The Football Association’s decision not to light the Wembley arch in honour of those who died in the Hamas attacks on Israel has been branded “antisemitic” by a Conservative former minister.
Sir Michael Ellis said the FA “seem to regret every death and injustice, apart from the death of Jews”.
Last month, the FA faced criticism when it chose not to light the arch in the colours of the Israeli flag after the attacks on its citizens by Hamas militants on October 7.
Sport and entertainment
Following this, chief executive Mark Bullingham said his organisation would review its approach to lighting the arch.
The PA news agency understands it is now unlikely to be lit in future except for matters directly related to Wembley’s purpose as a sport and entertainment venue.
But it could still be lit in other exceptional circumstances, such as the death of the monarch or an England footballer.
Sir Michael (Northampton North) said: “The FA board who for years lit up Wembley for numerous causes and campaigns have today now said they will not light up Wembley ever again for any non-entertainment reason.

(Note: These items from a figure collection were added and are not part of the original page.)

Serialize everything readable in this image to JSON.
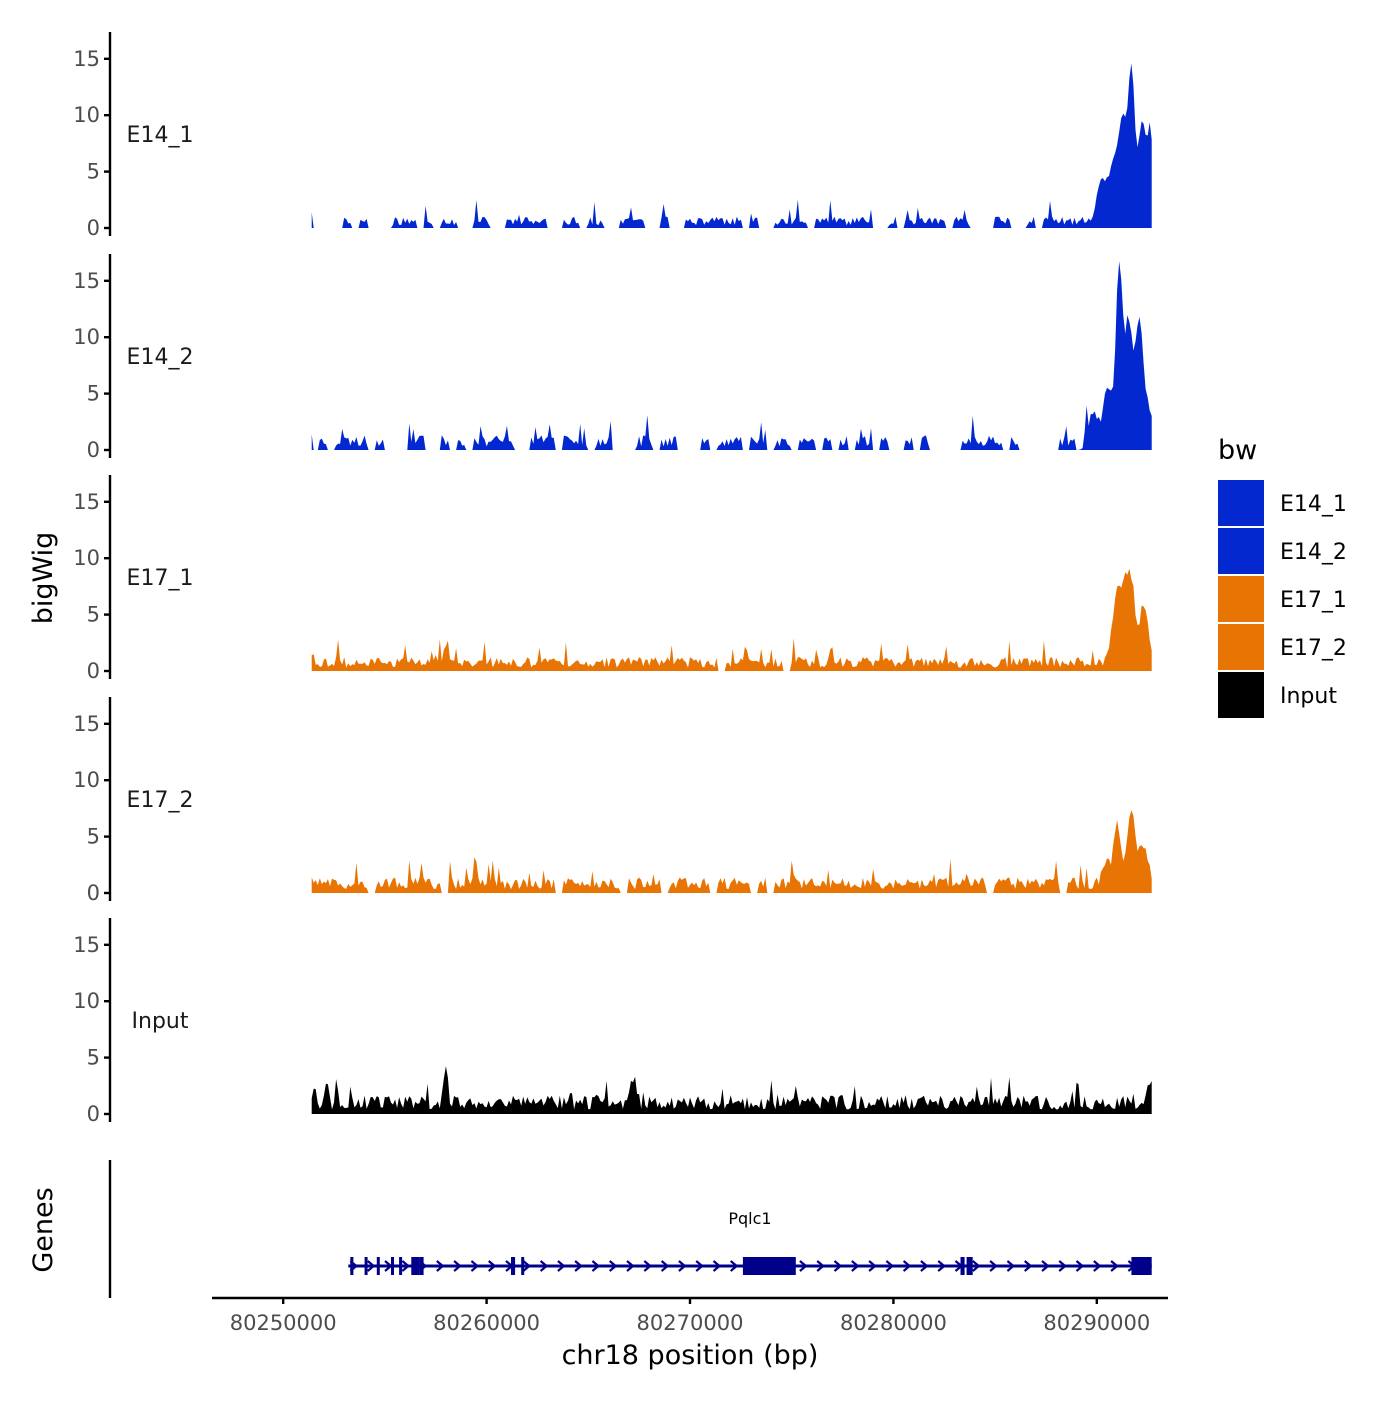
{
  "chart_data": {
    "type": "area",
    "chromosome": "chr18",
    "xlabel": "chr18 position (bp)",
    "ylabel": "bigWig",
    "genes_label": "Genes",
    "xlim": [
      80246500,
      80293500
    ],
    "ylim": [
      0,
      17
    ],
    "x_ticks": [
      80250000,
      80260000,
      80270000,
      80280000,
      80290000
    ],
    "x_tick_labels": [
      "80250000",
      "80260000",
      "80270000",
      "80280000",
      "80290000"
    ],
    "y_ticks": [
      0,
      5,
      10,
      15
    ],
    "y_tick_labels": [
      "0",
      "5",
      "10",
      "15"
    ],
    "region": [
      80251400,
      80292700
    ],
    "legend": {
      "title": "bw",
      "entries": [
        {
          "label": "E14_1",
          "color": "#0328d0"
        },
        {
          "label": "E14_2",
          "color": "#0328d0"
        },
        {
          "label": "E17_1",
          "color": "#e87404"
        },
        {
          "label": "E17_2",
          "color": "#e87404"
        },
        {
          "label": "Input",
          "color": "#000000"
        }
      ]
    },
    "series": [
      {
        "name": "E14_1",
        "color": "#0328d0",
        "peaks": [
          [
            80291300,
            9.2,
            300
          ],
          [
            80291700,
            12.5,
            200
          ],
          [
            80292200,
            8.5,
            300
          ],
          [
            80290800,
            5.5,
            350
          ],
          [
            80290200,
            3.5,
            300
          ],
          [
            80292600,
            6.0,
            200
          ]
        ],
        "background": 0.7,
        "noise_seed": 11,
        "gap_prob": 0.38
      },
      {
        "name": "E14_2",
        "color": "#0328d0",
        "peaks": [
          [
            80291100,
            15.8,
            220
          ],
          [
            80291550,
            10.5,
            250
          ],
          [
            80292100,
            11.0,
            300
          ],
          [
            80290500,
            5.5,
            300
          ],
          [
            80289800,
            2.8,
            300
          ],
          [
            80292650,
            3.0,
            200
          ]
        ],
        "background": 0.9,
        "noise_seed": 23,
        "gap_prob": 0.33
      },
      {
        "name": "E17_1",
        "color": "#e87404",
        "peaks": [
          [
            80291600,
            8.0,
            300
          ],
          [
            80290900,
            4.5,
            300
          ],
          [
            80292300,
            5.0,
            300
          ],
          [
            80291200,
            4.0,
            250
          ]
        ],
        "background": 0.85,
        "noise_seed": 37,
        "gap_prob": 0.05
      },
      {
        "name": "E17_2",
        "color": "#e87404",
        "peaks": [
          [
            80291000,
            5.5,
            220
          ],
          [
            80291700,
            6.0,
            320
          ],
          [
            80292300,
            3.0,
            250
          ],
          [
            80290500,
            2.0,
            300
          ]
        ],
        "background": 0.95,
        "noise_seed": 51,
        "gap_prob": 0.05
      },
      {
        "name": "Input",
        "color": "#000000",
        "peaks": [
          [
            80292600,
            2.0,
            200
          ],
          [
            80258000,
            2.6,
            150
          ],
          [
            80267200,
            2.2,
            200
          ]
        ],
        "background": 1.15,
        "noise_seed": 67,
        "gap_prob": 0.0
      }
    ],
    "gene": {
      "name": "Pqlc1",
      "color": "#00008b",
      "start": 80253200,
      "end": 80292700,
      "strand": "+",
      "exons": [
        [
          80253300,
          80253450
        ],
        [
          80254000,
          80254100
        ],
        [
          80254600,
          80254700
        ],
        [
          80255300,
          80255400
        ],
        [
          80255700,
          80255780
        ],
        [
          80256300,
          80256700
        ],
        [
          80256700,
          80256900
        ],
        [
          80261200,
          80261400
        ],
        [
          80261700,
          80261800
        ],
        [
          80272600,
          80275200
        ],
        [
          80283300,
          80283500
        ],
        [
          80283600,
          80283900
        ],
        [
          80291700,
          80292700
        ]
      ]
    }
  }
}
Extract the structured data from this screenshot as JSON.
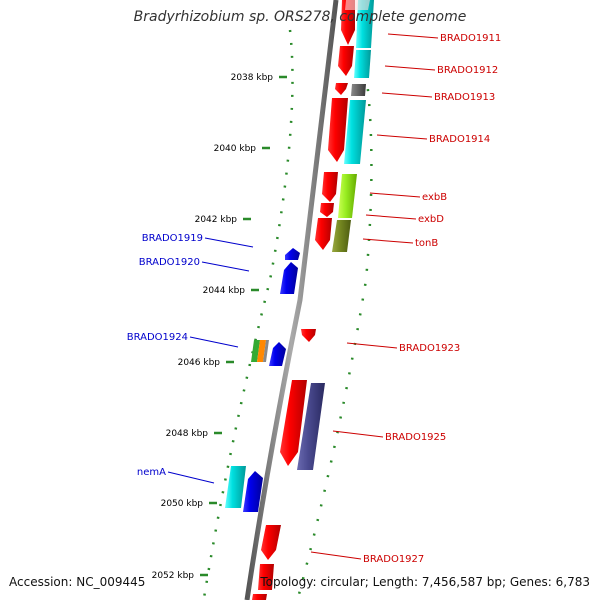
{
  "title": "Bradyrhizobium sp. ORS278, complete genome",
  "footer": {
    "accession": "Accession: NC_009445",
    "topology": "Topology: circular; Length: 7,456,587 bp; Genes: 6,783"
  },
  "colors": {
    "backbone": "#8a8a8a",
    "tick": "#2a8a2a",
    "forward_label": "#cc0000",
    "reverse_label": "#0000cc",
    "tick_label": "#000000"
  },
  "ticks": [
    {
      "label": "2038 kbp"
    },
    {
      "label": "2040 kbp"
    },
    {
      "label": "2042 kbp"
    },
    {
      "label": "2044 kbp"
    },
    {
      "label": "2046 kbp"
    },
    {
      "label": "2048 kbp"
    },
    {
      "label": "2050 kbp"
    },
    {
      "label": "2052 kbp"
    }
  ],
  "forward_genes": [
    {
      "label": "BRADO1911"
    },
    {
      "label": "BRADO1912"
    },
    {
      "label": "BRADO1913"
    },
    {
      "label": "BRADO1914"
    },
    {
      "label": "exbB"
    },
    {
      "label": "exbD"
    },
    {
      "label": "tonB"
    },
    {
      "label": "BRADO1923"
    },
    {
      "label": "BRADO1925"
    },
    {
      "label": "BRADO1927"
    }
  ],
  "reverse_genes": [
    {
      "label": "BRADO1919"
    },
    {
      "label": "BRADO1920"
    },
    {
      "label": "BRADO1924"
    },
    {
      "label": "nemA"
    }
  ]
}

“This is because they’ve been shamed by their antisemitic decision not to light up the stadium when 1,400 Jews were murdered in the pogrom on October 7.
“Should the National Lottery even fund organisations that seem to regret every death and injustice, apart from the death of Jews?”
In response, Commons Leader Penny Mordaunt said: “The Culture Secretary (Lucy Frazer) discussed the lighting of the arch with the Football Association at the time and expressed her disappointment about how they approached that situation.
“As announced in the autumn statement we are making further funds available to combat the rise in antisemitism and also we are repeating the £3 million uplift to the Community Security Trust in order to fund and ensure that the work, the critical work that they do, is able to continue and meet the unfortunate demand.
“My honourable friend makes a very good point, we can all, whatever businesses, whatever organisation we are involved in, we can all make a difference to calling things out, but also critically showing support to particular communities.”
Inclusion and diversity
It is understood the FA will no longer light the arch in relation to inclusion and diversity matters, such as being lit up in rainbow colours to support the LGBTQ+ community.
However, the FA still intends to use the power of the sport to support a range of campaigns and causes in other, meaningful ways.
Last month, Mr Bullingham said: “I recognise that our decision caused hurt to the Jewish community, who felt that we should have lit the arch and that we should have shown stronger support for them.
“This was one of the hardest decisions we’ve had to make and the last thing we ever wanted to do in this situation was to add to the hurt.”